LBA-48 drives are supposed to be able to transfer 65,536 logical sectors at once. But during our early testing we found that some drives, lord only knows why, have trouble (presumably firmware trouble) as the requested count gets up near 65,536. They start stumbling. My goal was to transfer the largest possible blocks in order to minimize the per-transfer command overhead. (We had already verified that using command queuing didn't buy any measurable performance, presumably because transfers were linear and I was able to immediately initiate another transfer upon the completion of one. So the drive's own read-ahead would span that brief pause.) So... rather than fight unpredictable non-spec drive behavior I just cut ReadSpeed's (and SpinRite's) maximum transfer request size in half, to 32,768 logical sectors (16MB) and we never have any more trouble with that, and no measurable decrease in performance.

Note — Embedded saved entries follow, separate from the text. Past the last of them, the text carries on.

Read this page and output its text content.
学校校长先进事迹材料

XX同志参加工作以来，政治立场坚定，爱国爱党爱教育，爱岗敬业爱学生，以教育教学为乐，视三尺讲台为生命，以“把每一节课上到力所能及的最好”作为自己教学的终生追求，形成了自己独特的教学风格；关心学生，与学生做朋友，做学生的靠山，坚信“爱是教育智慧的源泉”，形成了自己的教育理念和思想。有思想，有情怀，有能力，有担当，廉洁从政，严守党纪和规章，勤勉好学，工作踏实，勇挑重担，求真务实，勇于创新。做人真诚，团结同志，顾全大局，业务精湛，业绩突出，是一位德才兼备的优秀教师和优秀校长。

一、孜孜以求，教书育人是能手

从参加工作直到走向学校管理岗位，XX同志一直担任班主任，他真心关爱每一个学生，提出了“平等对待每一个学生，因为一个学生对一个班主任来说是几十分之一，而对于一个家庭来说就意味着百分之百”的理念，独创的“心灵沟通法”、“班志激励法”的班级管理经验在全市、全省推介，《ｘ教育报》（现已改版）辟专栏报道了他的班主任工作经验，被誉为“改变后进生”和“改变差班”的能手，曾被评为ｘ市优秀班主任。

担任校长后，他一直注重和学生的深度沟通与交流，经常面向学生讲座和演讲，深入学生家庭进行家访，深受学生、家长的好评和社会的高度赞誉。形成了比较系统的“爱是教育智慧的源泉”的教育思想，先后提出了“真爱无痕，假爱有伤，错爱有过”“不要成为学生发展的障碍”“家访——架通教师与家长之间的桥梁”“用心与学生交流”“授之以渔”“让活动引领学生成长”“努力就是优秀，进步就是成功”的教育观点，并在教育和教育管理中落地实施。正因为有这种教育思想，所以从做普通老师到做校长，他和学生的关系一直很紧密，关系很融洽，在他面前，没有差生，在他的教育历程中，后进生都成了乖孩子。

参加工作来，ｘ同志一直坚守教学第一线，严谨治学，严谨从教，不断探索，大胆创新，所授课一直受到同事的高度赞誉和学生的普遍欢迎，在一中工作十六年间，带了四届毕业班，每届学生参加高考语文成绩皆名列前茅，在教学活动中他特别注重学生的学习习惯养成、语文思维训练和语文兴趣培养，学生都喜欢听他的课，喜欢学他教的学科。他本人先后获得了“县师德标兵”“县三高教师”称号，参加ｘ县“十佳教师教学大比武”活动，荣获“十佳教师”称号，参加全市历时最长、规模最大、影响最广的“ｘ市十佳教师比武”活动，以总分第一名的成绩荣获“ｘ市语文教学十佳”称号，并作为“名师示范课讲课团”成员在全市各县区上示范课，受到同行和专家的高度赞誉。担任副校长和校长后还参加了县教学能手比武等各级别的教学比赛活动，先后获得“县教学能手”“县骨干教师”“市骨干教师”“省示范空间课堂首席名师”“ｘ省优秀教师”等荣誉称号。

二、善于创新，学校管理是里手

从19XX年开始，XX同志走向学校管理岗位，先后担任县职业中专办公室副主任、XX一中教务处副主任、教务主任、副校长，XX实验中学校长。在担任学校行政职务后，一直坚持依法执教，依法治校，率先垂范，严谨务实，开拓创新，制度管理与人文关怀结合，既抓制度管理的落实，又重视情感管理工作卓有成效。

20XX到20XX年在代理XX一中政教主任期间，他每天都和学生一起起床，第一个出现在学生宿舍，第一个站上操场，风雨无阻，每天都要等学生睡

I haven't looked as ReadSpeed in years, but as I recall, I think it performs a constant-time benchmark — like running for as many 16MB blocks as it can fit into the prescribed time. Then once the overall time is up it calculates the number of sectors it was able to transfer in whatever precise length of time it was.

So, I don't know how that translates into Seagate, Samsung, or other drive's zone recording, but it does presumably "smooth them out" by cruising through a great many of them, and thus represent real-world read performance for that general region of the drive.


#10

Steve

Steve

Seagate's 4TB Ironwolf Pro HDD has a new SMART attribute named "Head Health Self Assessment" (attribute #18):
Incredible.


#11

Steve

Steve

Would it be possible for ReadSpeed to measure the real RPM of a HDD?
It certainly could. As we know, SpinRite originally determined inter-sector angles and part of that was the use of a software phase-locked loop to mimic the rotation of the drive, then look at the timing of sector read completions against the timing created by the PLL. That would be some stuff to put into v7... Showing zones and sector counts, etc.